Tombstone City: 21st Century is a single-player multidirectional shooter written by John C. Plaster for Texas Instruments TI-99/4A home computer and published by Texas Instruments in 1981.[1]

Gameplay[]

The player controls a schooner, shooting aliens (called Morgs) and tumbleweeds in order to woo people back to live in an abandoned city somewhere in the Southwestern United States. The score is labeled as "Population". The game ends when all schooners are gone.

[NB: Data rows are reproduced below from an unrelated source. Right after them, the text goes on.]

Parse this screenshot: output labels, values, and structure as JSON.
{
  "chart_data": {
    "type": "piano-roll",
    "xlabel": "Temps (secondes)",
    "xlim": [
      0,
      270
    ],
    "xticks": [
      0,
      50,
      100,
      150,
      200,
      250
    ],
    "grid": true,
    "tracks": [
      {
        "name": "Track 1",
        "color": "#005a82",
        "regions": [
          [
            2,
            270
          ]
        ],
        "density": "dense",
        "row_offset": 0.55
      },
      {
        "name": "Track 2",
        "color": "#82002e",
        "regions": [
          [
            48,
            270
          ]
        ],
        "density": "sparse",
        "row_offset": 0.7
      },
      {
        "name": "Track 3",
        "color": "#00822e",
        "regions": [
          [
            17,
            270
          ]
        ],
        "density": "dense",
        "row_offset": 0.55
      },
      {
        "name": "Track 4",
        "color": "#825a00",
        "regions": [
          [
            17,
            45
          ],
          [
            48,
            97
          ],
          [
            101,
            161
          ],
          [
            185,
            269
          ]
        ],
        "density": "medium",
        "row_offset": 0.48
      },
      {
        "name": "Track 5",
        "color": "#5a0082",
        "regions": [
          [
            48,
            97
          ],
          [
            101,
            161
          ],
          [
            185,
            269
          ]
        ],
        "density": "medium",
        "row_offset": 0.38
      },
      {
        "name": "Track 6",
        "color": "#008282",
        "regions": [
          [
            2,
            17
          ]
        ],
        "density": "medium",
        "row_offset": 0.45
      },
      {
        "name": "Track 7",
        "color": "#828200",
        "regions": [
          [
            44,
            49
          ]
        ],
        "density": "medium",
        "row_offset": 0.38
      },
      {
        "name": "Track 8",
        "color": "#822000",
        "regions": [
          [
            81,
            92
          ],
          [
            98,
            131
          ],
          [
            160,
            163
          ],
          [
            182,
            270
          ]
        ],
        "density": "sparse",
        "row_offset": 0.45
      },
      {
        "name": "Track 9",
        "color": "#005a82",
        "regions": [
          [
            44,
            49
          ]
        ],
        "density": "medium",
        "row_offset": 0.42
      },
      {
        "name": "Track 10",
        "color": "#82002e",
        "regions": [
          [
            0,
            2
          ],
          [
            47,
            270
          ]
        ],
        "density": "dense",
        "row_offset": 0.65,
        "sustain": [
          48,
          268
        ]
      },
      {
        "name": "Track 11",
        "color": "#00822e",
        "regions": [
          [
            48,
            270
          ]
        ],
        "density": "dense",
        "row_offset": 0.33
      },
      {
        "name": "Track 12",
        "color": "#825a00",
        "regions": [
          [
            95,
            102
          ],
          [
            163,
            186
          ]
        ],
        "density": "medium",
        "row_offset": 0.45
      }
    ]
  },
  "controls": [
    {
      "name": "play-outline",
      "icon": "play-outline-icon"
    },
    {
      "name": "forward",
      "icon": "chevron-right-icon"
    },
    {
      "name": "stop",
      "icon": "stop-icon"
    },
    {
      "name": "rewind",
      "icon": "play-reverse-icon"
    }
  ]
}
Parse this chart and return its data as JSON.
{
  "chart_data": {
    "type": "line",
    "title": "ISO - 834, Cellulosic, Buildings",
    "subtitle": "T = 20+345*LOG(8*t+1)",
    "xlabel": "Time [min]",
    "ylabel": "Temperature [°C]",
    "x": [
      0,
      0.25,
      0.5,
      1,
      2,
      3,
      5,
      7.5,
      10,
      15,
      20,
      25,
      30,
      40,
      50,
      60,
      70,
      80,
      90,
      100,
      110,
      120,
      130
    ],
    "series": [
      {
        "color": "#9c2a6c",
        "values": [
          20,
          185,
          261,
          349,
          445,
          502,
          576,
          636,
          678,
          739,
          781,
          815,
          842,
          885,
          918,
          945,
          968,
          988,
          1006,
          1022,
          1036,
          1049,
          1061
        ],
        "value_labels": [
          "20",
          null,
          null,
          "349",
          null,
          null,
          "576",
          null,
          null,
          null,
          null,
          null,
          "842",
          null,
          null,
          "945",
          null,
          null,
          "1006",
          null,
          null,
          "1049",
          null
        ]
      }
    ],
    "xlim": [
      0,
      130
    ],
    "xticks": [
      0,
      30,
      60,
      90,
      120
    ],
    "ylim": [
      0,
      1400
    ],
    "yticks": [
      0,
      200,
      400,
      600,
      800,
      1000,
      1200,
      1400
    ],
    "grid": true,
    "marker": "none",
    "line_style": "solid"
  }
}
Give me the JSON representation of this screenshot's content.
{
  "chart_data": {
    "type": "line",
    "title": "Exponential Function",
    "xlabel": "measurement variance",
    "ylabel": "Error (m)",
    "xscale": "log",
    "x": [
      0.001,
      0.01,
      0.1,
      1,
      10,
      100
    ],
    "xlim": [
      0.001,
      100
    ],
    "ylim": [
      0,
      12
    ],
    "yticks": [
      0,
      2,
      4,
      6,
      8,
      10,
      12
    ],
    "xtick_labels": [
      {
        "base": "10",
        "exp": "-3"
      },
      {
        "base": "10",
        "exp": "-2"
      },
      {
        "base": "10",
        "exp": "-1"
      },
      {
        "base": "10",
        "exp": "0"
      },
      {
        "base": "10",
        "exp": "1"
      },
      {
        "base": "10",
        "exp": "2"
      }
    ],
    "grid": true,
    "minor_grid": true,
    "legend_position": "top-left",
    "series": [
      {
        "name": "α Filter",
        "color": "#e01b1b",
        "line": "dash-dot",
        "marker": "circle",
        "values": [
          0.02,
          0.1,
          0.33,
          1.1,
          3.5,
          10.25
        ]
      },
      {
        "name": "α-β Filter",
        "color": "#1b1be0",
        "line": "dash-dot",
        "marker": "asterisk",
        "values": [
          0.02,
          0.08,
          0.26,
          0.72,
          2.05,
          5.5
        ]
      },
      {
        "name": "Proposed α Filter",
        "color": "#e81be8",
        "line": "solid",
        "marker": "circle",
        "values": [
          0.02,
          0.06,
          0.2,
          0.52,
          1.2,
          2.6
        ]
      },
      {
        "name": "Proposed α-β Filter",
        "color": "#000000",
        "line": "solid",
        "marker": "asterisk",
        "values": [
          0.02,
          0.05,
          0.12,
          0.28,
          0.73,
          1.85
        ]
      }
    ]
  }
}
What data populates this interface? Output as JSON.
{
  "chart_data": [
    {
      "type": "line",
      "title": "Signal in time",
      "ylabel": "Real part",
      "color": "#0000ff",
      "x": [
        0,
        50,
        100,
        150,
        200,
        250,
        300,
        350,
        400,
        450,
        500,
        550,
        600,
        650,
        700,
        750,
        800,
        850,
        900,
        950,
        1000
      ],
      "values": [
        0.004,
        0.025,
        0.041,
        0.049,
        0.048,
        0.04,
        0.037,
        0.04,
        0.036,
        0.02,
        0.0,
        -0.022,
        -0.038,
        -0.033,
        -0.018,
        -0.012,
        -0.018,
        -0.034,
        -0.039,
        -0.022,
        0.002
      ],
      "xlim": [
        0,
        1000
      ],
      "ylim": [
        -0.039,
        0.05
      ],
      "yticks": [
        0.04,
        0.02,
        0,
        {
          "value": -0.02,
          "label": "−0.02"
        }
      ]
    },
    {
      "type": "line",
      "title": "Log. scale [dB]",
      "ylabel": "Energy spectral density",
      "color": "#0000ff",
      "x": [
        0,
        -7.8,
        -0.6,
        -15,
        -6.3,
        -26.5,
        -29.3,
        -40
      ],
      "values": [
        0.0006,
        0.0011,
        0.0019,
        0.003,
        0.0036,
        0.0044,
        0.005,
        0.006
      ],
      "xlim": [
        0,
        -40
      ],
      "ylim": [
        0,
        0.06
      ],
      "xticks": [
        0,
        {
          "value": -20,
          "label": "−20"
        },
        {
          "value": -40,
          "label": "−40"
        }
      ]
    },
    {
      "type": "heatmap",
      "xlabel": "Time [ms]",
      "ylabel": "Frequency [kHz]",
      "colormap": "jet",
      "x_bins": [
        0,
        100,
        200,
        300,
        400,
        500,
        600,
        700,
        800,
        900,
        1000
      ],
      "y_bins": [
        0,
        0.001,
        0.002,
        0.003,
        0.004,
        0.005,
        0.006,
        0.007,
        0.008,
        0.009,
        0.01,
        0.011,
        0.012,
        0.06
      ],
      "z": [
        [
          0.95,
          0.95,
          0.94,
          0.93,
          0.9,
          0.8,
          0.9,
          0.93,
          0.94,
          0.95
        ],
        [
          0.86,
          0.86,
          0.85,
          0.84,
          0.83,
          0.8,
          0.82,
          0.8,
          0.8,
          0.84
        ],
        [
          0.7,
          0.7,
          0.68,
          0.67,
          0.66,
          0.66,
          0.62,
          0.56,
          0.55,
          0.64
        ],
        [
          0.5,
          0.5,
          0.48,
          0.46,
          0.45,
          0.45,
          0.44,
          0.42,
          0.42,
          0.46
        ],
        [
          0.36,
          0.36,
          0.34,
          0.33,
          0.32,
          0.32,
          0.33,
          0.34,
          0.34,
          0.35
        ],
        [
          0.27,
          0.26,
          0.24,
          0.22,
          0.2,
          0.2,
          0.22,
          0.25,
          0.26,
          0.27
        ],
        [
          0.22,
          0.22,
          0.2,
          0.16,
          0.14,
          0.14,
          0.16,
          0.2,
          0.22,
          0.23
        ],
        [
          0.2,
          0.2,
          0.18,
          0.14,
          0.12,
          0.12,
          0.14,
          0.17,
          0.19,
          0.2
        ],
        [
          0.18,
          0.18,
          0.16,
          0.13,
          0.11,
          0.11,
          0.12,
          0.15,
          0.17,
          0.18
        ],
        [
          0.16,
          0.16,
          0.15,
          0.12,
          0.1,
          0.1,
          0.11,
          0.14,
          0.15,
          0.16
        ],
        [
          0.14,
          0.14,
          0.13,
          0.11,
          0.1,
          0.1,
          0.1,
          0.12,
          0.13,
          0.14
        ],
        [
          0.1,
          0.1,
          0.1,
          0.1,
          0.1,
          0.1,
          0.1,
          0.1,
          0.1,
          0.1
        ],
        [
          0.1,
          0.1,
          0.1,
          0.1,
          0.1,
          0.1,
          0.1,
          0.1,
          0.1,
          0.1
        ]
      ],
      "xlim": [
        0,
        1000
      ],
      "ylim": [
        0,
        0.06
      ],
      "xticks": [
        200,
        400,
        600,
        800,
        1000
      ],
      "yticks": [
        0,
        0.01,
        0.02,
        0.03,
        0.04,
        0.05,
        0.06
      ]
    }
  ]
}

The player's schooner starts out in the middle of sixteen blocks. These are used as shelter, as the Morgs cannot enter this area. The player must venture out to shoot either tumbleweeds (100 points each) or, more importantly, the Morgs (150 points each). Tumbleweeds replenish when the last one has been eliminated. Morgs are produced via one of the cacti out in the field. They can only appear from a cactus that touches another cactus. Whenever a Morg is shot, it turns into another cactus. If a Morg is shot next to two adjacent cacti, the cacti and Morg disappear and a new Morg is immediately spawned. The goal is to leave only cacti standing individually, so that no more Morgs can appear. When all cacti stand alone, one game day ends, the player is awarded a bonus schooner, and a new day begins with cacti repositioned.

If a Morg is killed adjacent to one of the exits, the cactus placed there blocks off the exit for the remainder of the game day. When all exits are blocked, the schooner is automatically moved to somewhere outside the sixteen blocks. If the schooner is killed at this point, the new schooner appears somewhere else on the screen.

Development[]

In a 1985 interview, programmer John Plaster called the creation of the game "spontaneous": "I started putting it on the screen as fast as I thought of it. So, from the conception of the idea, to the completion of the basics, we're talking about a four-week period."[2]

The name of the game was originally Saguaro City.[2]

Legacy[]

In 2019 Collectorvision released a clone for the ColecoVision called Saguaro City.[3]

References[]

  1. ^ a b Hague, James. "The Giant List of Classic Game Programmers".
  2. ^ a b "Interview with John Plaster". 99er Magazine. 1985.
  3. ^ "Saguaro City Regular Edition". CollectorVision. Archived from the original on 2020-01-01. Retrieved 2020-01-01.